Изменить размер шрифта - +
И сейчас тоже. Но сейчас к этой тоске примешивалось другое чувство, истинное счастье — рядом с ней тоже был необыкновенно смертный человек, и то, что они умрут оба, особенно сближало, позволяя принять и этот закон.

— Ну ладно, — сказал он. — Я чайку принесу.

— Чудесно. А потом?

— А потом я тебе покажу, как это у нас.

— Что, иначе?

— Совсем иначе.

— Ну прости, милый. Я тебя грубо изнасиловала, да?

— Что ты, Кать. Очень познавательно, правда. Но у нас совсем не так. Мы сейчас попробуем, только у нас так устроено, что нужно время восстановиться. У вас, наверное, не так, да?

— Так, так. Но вы же, пыынеры, всегда готовы…

— Всегда готовы только почетные пыынеры. А я обычный.

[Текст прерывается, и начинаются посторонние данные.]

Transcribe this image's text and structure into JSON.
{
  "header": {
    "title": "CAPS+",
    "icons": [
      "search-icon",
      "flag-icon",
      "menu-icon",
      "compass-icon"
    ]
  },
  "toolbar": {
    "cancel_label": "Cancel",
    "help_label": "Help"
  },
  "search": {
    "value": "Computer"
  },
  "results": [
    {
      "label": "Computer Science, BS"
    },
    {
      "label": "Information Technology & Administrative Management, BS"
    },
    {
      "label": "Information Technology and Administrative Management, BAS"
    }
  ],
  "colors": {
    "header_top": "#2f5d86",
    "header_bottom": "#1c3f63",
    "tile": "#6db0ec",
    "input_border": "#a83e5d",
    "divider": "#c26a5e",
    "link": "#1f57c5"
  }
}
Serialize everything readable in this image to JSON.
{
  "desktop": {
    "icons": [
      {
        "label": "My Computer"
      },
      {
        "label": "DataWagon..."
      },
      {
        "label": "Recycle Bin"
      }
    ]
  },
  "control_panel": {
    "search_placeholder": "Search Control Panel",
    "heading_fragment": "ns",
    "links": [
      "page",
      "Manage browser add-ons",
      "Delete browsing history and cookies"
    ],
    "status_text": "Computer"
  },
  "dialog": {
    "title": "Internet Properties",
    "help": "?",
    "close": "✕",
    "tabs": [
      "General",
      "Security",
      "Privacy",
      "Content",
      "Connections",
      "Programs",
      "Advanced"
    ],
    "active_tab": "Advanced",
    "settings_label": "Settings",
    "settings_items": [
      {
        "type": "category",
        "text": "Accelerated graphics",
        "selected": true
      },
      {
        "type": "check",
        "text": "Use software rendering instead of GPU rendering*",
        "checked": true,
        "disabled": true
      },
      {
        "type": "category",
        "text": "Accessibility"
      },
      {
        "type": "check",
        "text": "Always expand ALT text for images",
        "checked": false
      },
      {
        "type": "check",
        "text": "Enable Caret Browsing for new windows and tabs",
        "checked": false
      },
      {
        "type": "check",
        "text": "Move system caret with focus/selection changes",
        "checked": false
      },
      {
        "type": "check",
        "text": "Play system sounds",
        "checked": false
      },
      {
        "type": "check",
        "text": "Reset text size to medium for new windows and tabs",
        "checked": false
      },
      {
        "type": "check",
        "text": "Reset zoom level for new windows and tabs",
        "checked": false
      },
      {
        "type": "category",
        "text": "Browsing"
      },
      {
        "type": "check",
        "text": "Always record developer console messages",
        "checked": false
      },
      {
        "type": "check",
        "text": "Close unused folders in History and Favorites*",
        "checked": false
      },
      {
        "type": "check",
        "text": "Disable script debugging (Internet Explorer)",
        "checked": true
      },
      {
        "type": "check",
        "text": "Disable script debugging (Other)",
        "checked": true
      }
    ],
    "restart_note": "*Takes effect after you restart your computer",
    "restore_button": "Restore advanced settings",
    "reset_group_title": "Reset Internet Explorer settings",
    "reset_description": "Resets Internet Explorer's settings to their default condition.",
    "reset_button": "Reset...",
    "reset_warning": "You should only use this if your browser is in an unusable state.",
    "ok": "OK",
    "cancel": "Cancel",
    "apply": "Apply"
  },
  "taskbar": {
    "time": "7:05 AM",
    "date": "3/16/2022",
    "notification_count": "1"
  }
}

Он пошел в кухню — она успела заметить, что все-таки ей достался замечательный инопланетянин, высокий, тонкий, при этом без всякой болезненной хилости. Теперь было время рассмотреть комнату: она не видела толком названий его книг, но по обложкам угадывала стандартный набор плюс страшное количество фотоальбомов (главным образом природа; мы, значит, изучаем земную фауну?). Компьютер был титанически навороченный, с серебристым корпусом, идеально плоским монитором не меньше двадцати трех в диагонали, четырьмя колонками по углам жилища — вообще чувствовалось, что все деньги уходят сюда. Прочая обстановка была явно хозяйская; Игорь проговорился однажды, что квартиру снимает, потому что с родителями жить не хочет.

Он вернулся с двумя кружками жасминового чая, потом принес миску мелких желтых шариков.

— Это наша инопланетная еда.

— Ну ты подумай! Альфа Козерога, а жрут кукурузу с сыром.

— Это только кажется, что кукуруза. На самом деле это наша секретная вещь, ужасно сытная. Каждый шар возвращает силу и приносит день жизни.

— Ну, дней на пять я себе уже наела.

— Учти, я нарушаю все инструкции, давая тебе такую еду.

— Тебя теперь вызывать ковер, отнимать зверьки, лишать шары?

— Очень быть дорого каждый раз вызывать ковер из Москва на альфа Козерога. Мне присылать секретная шифровка: Юстас, Юстас, где шары? Почему кормить самка? Я выкрутиться, отвечать, что иначе она пожрать я. Быть вынужден утолять страшный посткоитальный аппетит. Не ешь много, станешь слишком толстая, я разлюбить, улететь.

— А работа?

— Какая работа, когда тебя толстая самка преследует сексуальными домогательствами…

— Да, да. Кстати о домогательствах. Ты съел шар? Восстановился? Ты, помнится, хотел мне показать, как это делают у вас…

— Да, сейчас. Обязательно. Я только отнесу чашки.

Аккуратист, подумала она, какая прелесть.

— Ну вот, — сказал он, ложась рядом. — Единственная просьба: не закрывать глаза, у нас это не принято. Почему у вас закрывают глаза, ты не знаешь?

— Вообще догадываюсь. Чтобы не увидеть родное лицо, искаженное гримасой похоти.

— А. Ну ладно. Я постараюсь не искажаться. Тем более, что какая же это похоть?

Дальнейшее было странно, почти статично и все же трудноописуемо.

Надо заметить, что в физической стороне любви вообще много такого, о чем лучше не думать. Всякий человек, которому случалось испытывать сильное физическое притяжение, отлично понимает, что, например, Отелло убил Дездемону не потому, что ее оклеветал Яго, рядом случился соблазнительный Кассио и т. д., а потому, что чувственному мавру с самого начала хотелось задушить хрупкую белую женщину с чертами виктимности, и сама она отлично знала, что этим кончится, и сознательно на это шла, еще отчасти его и провоцируя; настоящая трагедия получилась бы, обойдись Шекспир вовсе без темы клеветы и оставь на уединенном острове только мавра, венецианку и их странные игры, обреченные прийти именно к такому исходу.